- Pregnant women and gum disease
- Stages of gum disease
- Severe gum disease can instigate joint replacement infections
- Gum disease is silent and deadly
- Plaque – A visible dental problem
- Undetected gum and bone disease
- Gingivitis – Oral gum disease
Pregnant women and gum disease
Many mothers have experienced gum disease, dental pain and/or tooth extraction during or shortly after their pregnancy. This is often seen as being a “normal” side effect of being pregnant. However Dr. Cohen feels that dental disease, which is an infection of the teeth and/or gums, is not “normal” for any patient.
There are three basic events that happen during pregnancy which make the patient more susceptible to dental disease. First, hormonal changes may make the gums more susceptible to gum disease.
Second, pregnant women tend to eat smaller, more frequent meals, exposing their teeth and gums to sugars and acids more often. Third, cravings for “junk foods” and inadequate oral hygiene pose an increased threat to the teeth and gums.
Pregnant women in the Mission Viejo area are advised to schedule a dental evaluation and receivepreventive dental care at Daniel Jeffrey Cohen DDS. Personalized oral hygiene instruction by Dr. Cohen will be given to fight disease and promote overall good health for the mother and her baby.
Stages of gum disease
The American Dental Association says that over 75-80% of all adults, even in the Mission Viejo, Laguna Niguel and Ladera Ranch area, have or will have some form of gum disease.
Gum disease, or more correctly called “periodontal disease”, is a bacterial infection in the gums and supporting structures of the teeth. It can be divided into several categories.
The first stage is called “gingivitis” and is characterized by gum tissue that is red, puffy, and bleeds easily when touched with a toothbrush, floss or dental instrument.
The second, third, and fourth stages are initial, moderate, and advanced “periodontal disease”, respectively. These stages are different from gingivitis because the infection has destroyed the bone supporting the teeth, causing eventual tooth loss. At Daniel Jeffrey Cohen DDS the treatment is more involved at these stages, usually consisting of a special cleaning with anesthesia and sometimes gum surgery.
Severe gum disease can instigate joint replacement infections
Periodontal disease is a commonly occurring oral infection of the adult population (80% of adults are affected) destroying the bony support of the teeth. This infection slowly progresses over the lifetime of the patient and is often manifested in the advanced stage in the senior population.
Because of the lack of any discomfort to the patient until total loss of bony support to the teeth, many adults are unaware that they have this infection until they visit Daniel Jeffrey Cohen DDS. However, the bacteria from this bone destroying disease, especially in the more advanced cases, has been attributed to possible infection of joint replacements.
Candidates for joint replacements who have not been seen by Dr. Cohen in over a year should consider a thorough dental evaluation of their teeth and gums before surgery.

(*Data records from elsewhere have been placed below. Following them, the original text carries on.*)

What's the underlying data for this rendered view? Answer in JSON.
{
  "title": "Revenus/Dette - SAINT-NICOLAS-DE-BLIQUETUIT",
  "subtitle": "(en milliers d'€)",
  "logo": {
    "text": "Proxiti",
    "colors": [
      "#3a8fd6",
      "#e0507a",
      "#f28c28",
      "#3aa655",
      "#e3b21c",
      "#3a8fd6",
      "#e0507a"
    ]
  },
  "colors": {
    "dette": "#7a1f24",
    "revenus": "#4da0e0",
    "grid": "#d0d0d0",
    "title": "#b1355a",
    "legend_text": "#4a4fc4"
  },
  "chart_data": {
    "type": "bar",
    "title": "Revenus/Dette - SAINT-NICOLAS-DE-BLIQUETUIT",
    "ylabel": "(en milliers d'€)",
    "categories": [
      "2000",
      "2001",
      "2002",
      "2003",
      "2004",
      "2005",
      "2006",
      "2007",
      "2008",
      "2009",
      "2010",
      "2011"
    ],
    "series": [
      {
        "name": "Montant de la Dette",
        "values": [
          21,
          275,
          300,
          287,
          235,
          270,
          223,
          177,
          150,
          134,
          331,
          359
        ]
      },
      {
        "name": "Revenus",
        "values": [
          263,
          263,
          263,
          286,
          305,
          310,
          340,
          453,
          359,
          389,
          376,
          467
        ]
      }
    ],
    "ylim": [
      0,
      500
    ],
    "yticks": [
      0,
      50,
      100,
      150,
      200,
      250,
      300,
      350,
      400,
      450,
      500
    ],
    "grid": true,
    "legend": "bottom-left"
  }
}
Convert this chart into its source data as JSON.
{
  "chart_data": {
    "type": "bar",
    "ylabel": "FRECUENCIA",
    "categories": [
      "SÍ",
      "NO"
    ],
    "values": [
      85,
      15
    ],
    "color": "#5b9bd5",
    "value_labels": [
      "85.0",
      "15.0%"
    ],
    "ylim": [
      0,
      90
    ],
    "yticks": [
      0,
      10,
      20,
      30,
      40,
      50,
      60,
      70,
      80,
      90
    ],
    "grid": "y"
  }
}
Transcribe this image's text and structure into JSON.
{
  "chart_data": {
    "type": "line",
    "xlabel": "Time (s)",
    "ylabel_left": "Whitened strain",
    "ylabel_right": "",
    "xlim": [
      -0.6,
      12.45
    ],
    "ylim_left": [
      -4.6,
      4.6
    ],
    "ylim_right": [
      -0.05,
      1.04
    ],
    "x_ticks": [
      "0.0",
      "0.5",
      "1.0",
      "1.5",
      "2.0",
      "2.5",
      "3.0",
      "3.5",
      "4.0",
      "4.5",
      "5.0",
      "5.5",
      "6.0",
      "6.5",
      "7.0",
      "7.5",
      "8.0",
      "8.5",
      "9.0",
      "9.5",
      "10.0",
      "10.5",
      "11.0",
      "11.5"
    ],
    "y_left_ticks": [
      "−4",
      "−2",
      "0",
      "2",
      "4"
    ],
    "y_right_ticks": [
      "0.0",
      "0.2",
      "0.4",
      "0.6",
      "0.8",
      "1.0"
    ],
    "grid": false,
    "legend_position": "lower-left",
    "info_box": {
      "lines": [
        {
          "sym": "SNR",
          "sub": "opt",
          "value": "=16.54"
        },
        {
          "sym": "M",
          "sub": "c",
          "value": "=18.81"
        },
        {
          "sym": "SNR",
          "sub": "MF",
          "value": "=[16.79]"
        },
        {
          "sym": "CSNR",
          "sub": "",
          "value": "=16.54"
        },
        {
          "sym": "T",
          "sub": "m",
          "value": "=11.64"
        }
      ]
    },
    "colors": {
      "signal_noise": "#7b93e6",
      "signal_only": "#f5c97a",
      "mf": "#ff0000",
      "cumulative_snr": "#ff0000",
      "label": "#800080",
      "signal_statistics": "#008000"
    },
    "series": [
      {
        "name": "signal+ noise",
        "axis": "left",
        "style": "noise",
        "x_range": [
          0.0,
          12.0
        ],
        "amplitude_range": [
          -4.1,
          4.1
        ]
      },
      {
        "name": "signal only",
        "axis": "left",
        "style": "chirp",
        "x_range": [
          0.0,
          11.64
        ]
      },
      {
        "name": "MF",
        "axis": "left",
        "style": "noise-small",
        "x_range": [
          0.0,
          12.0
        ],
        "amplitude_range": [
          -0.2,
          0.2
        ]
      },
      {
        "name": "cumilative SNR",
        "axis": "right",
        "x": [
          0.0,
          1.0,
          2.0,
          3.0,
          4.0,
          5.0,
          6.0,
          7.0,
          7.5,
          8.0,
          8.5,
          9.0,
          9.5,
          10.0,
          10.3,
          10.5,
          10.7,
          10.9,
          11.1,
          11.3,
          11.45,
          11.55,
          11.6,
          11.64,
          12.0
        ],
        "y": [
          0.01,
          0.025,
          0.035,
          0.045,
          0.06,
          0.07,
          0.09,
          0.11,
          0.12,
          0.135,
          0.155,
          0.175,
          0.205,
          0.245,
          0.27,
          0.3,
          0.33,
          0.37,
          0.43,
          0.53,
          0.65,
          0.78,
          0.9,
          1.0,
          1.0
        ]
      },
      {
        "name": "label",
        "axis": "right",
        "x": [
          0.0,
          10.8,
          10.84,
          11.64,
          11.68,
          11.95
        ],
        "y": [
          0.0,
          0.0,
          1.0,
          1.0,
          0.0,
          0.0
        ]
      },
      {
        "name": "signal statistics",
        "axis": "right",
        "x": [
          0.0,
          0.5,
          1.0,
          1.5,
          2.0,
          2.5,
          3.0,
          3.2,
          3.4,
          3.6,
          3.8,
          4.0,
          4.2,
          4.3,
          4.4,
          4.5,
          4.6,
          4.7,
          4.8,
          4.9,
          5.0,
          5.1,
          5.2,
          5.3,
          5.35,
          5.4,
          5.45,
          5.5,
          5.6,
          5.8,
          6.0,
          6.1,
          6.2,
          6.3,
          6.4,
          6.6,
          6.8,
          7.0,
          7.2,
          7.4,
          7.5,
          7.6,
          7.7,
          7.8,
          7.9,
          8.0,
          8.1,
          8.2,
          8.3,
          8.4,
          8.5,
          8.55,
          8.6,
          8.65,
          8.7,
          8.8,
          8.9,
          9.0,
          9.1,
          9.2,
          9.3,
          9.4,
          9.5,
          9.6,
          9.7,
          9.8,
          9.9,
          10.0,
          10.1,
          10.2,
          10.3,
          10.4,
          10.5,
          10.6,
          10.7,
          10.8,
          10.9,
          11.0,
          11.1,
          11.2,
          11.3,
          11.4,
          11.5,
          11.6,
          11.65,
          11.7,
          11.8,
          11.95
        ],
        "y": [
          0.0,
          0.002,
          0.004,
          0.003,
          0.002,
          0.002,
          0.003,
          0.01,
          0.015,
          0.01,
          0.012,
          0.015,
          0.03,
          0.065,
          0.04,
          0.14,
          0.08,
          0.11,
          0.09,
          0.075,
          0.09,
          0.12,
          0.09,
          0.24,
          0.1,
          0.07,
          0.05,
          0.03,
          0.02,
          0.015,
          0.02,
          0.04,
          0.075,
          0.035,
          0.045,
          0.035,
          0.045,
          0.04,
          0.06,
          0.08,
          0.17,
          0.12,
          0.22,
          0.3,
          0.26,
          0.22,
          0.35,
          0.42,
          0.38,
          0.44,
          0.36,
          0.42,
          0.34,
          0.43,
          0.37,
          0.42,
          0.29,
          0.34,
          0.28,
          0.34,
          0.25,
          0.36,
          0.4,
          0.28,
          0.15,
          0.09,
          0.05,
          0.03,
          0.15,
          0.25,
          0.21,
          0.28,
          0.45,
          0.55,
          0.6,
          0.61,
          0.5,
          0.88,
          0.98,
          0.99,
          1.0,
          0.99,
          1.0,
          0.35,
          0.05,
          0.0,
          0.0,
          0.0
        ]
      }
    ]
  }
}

Depending on the severity of the infection, treatment of gum infections and tooth abscesses may take from two weeks to two months before the patient reaches adequate health before surgery.
Undetected gum and bone disease
Dr. Cohen feels that prevention is an overused word in our vocabulary but we all know it works. You see it in what you do every day. Who wouldn’t rather prevent a crisis than manage one?
In the Mission Viejo area awareness of gum and underlying bone disease is very low. Only 50% of the population visits a dentist on a regular basis. Of that 50%, 80% have some degree of gum and bone disease. It is an epidemic. Were this any other disease, we would be calling on the CDC for immediate action!
Gingivitis – Oral gum disease
Gingivitis is the most common periodontal disease, affecting 90% of the population, including our local Mission Viejo area community. It is an infection of the gums caused by bacteria that form plaque.
In small amounts (when it is newly formed), plaque is invisible and relatively harmless. But when left to accumulate, it increases in volume and the proportion of harmful bacteria grows.
These bacteria release toxins that result in inflammation of the gum tissue. Eventually, the plaque hardens and forms hard deposits called calculus or tartar.